En notre pays, où volontiers l’on rit de l’infaillibilité du pape, il faudrait que les femmes soient infaillibles pour être admises à exister dans la commune et dans l’Etat. Frappe-t-on d’interdiction les hommes parce qu’ils risquent de trébucher en faisant leurs premiers pas politiques? Non, attendu que ce n’est qu’en affrontant les chutes que l’on apprend à marcher.

En préconisant le suffrage des Françaises, Alexandre Dumas fils disait: «Les femmes feront comme nous des bêtises.

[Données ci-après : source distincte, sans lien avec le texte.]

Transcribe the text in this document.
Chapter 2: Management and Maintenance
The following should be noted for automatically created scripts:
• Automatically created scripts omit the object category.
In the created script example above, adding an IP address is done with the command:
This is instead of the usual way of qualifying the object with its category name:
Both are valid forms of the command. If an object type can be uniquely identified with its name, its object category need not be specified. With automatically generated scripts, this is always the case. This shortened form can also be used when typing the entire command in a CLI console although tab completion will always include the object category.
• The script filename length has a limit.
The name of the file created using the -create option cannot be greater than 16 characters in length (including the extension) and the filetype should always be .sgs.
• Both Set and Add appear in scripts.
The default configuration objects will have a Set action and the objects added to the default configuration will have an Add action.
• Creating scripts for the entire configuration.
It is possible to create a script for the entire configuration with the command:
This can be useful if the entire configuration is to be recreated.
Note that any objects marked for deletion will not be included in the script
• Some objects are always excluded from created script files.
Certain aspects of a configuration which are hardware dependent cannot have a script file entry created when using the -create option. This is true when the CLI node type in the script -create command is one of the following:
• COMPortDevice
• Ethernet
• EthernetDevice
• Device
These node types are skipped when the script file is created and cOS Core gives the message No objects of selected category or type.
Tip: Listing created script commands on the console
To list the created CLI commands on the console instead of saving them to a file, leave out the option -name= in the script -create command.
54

Elles les paieront comme nous et elles apprendront à les réparer peu à peu comme nous.»

Pour enlever les votes, les hommes politiques ont tellement persuadé chacun qu’il avait le droit de vivre à sa guise, que la société endosserait ses luttes et ses responsabilités, que nul ne veut plus accomplir le devoir et s’en remet aux autres du soin de se dévouer à sa place. Seulement, si la société n’est formée que d’individus qui se dérobent, pourra-t-on longtemps s’appuyer sur elle?

Pour munir d’étais plus solides la République, on ne peut se dispenser d’appeler à exercer le droit les femmes qui forment l’élément moral de la nation. «Jamais à aucun moment de notre histoire, dit M. Doumer, la société n’a eu plus besoin de la collaboration des femmes!»

Les infirmières volontaires qui affirmaient qu’elles étaient moins fatiguées en soignant en Afrique, jour et nuit les blessés, qu’elles ne le sont à Paris par les obligations mondaines, démontrent que les Françaises préfèrent au plaisir aveulissant le devoir qui grandit les êtres.

Les femmes seraient encore avec plus d’avantages, utilisées par le ministre de l’intérieur que par le ministre de la guerre. De même qu’elles font triompher les soldats des maux physiques, elles feraient triompher la France des maux moraux, en l’initiant à un idéal qui mettrait un frein au déchaînement des appétits.

«Il faut, disait Gambetta, enseigner dans nos écoles primaires les principes de nos lois et de nos constitutions. Il faut qu’on y apprenne les droits et les devoirs de l’homme et du citoyen.

«Je parle pour les deux sexes, car je ne distingue pas entre l’homme et la femme. Ce sont deux agents dont l’entente est absolument nécessaire dans la société, et, loin de les séparer et de leur donner une éducation différente, donnez-leur les mêmes principes, les mêmes idées, commencez par unir les esprits, si vous voulez rapprocher les cœurs.»

A la question posée par une revue: Les femmes doivent-elles voter? MM. Paul et Victor Marguerite ont répondu:

«Oui, cent fois oui, les femmes doivent voter; plus elles prendront conscience de leur responsabilité sociale et de l’équivalence de leurs droits et de leurs devoirs, mieux elles contribueront à édifier la Cité future.»